A Malaysia Airlines jet carrying 298 people crashed Thursday in Ukraine, near the Russian border. According to senior U.S. officials, the passenger plane was shot down by a surface-to-air missile over the disputed Donetsk region of the country, where pro-Russian separatists have for months been fighting Ukrainian security forces.

Secretary of State John Kerry said on Sunday that “it’s pretty clear” that Russia supplied the separatists in Ukraine with the weapon, laying out evidence from US intelligence and social media linking the separatists to the attack.

“We know with confidence—with confidence—that the Ukrainians did not have such a system anywhere near the vicinity at that point and time. So it obviously points a very clear finger at the separatists,” he said on CNN.

Flight 17 was almost three hours into an over 11 hour flight from Amsterdam to Kuala Lumpur when the Boeing 777 came down. All 283 passengers and 15 crew are believed dead. At least one American citizen is believed to have been killed on the flight.
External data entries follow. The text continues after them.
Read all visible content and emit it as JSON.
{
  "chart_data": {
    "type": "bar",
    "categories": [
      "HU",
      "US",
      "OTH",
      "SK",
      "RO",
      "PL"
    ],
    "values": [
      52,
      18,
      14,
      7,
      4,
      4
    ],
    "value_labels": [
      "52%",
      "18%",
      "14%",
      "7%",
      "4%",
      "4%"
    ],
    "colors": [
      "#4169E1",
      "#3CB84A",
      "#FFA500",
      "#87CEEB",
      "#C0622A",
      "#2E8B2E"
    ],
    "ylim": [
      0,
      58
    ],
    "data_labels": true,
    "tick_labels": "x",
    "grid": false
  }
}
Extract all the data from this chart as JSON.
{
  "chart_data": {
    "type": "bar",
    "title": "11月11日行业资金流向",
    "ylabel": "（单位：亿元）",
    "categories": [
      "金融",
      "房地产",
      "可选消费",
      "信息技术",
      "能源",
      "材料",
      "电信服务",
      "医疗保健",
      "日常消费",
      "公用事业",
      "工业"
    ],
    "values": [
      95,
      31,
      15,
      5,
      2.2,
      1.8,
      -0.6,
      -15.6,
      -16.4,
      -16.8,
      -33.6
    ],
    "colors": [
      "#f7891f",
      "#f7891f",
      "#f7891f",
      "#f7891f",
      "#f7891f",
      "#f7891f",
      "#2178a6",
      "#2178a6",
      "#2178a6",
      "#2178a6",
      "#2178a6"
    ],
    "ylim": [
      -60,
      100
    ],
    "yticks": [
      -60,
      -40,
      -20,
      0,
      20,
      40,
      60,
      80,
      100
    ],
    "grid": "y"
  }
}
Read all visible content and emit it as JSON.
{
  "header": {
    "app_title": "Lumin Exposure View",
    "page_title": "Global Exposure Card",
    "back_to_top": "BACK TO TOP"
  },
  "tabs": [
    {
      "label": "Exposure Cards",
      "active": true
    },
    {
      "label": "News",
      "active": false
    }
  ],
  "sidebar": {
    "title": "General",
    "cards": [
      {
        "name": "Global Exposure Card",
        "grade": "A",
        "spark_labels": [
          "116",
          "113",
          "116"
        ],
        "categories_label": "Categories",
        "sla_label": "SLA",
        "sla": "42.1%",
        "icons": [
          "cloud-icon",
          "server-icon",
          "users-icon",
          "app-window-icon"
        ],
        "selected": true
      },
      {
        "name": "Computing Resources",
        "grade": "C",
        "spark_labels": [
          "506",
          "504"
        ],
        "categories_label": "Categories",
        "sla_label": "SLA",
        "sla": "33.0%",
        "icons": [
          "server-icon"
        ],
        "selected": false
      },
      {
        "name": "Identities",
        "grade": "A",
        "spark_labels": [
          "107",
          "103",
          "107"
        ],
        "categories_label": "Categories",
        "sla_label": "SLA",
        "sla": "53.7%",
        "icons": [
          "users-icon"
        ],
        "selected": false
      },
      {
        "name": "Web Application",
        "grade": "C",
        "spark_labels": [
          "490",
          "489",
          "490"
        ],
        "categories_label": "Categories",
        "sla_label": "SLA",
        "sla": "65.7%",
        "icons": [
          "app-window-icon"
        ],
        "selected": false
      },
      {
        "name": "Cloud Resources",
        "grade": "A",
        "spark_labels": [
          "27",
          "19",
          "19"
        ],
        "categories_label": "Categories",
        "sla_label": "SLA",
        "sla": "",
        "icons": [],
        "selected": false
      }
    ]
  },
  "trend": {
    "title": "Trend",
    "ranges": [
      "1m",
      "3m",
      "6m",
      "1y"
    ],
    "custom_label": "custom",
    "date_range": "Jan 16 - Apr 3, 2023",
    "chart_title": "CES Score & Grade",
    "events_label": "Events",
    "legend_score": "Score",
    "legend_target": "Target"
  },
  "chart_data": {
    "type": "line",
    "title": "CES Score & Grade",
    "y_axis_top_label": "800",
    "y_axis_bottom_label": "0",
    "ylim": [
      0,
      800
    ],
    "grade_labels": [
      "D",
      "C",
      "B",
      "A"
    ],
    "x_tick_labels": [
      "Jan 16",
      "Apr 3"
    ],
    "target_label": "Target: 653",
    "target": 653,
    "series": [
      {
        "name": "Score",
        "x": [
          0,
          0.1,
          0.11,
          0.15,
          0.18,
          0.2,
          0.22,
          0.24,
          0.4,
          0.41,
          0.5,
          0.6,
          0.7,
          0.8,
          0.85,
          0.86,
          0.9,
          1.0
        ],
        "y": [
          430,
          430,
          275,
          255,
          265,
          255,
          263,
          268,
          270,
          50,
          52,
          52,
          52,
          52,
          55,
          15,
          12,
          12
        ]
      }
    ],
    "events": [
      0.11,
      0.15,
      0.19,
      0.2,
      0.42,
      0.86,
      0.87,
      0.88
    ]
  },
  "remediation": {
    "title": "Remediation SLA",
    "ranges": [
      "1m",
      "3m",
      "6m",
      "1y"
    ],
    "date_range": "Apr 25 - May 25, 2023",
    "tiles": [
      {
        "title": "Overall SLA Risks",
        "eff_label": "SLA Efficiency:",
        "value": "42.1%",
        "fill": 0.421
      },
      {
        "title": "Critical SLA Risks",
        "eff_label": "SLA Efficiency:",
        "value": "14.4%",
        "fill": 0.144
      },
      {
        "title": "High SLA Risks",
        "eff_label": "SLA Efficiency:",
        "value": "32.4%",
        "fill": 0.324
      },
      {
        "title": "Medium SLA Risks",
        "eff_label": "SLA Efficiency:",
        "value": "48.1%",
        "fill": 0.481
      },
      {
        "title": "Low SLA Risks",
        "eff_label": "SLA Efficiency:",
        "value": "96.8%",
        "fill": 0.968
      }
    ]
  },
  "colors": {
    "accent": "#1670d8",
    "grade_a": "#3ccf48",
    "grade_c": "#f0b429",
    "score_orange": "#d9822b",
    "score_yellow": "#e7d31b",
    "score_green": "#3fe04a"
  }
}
Pro-Russian separatists denied responsibility for the crash. But Anton Gerashenk, an adviser to Ukraine’s interior minister, wrote on his Facebook page that the plane was downed by a Russian surface-to-air missile known as a Buk, which can strike targets far above Flight 17’s last reported altitude of 33,000 feet.

The separatist rebels have reportedly taken custody of the bodies at the crash site, according to Ukrainian officials.

David Taintor, Joy Y. Wang, and Suzy Khimm contributed to this story.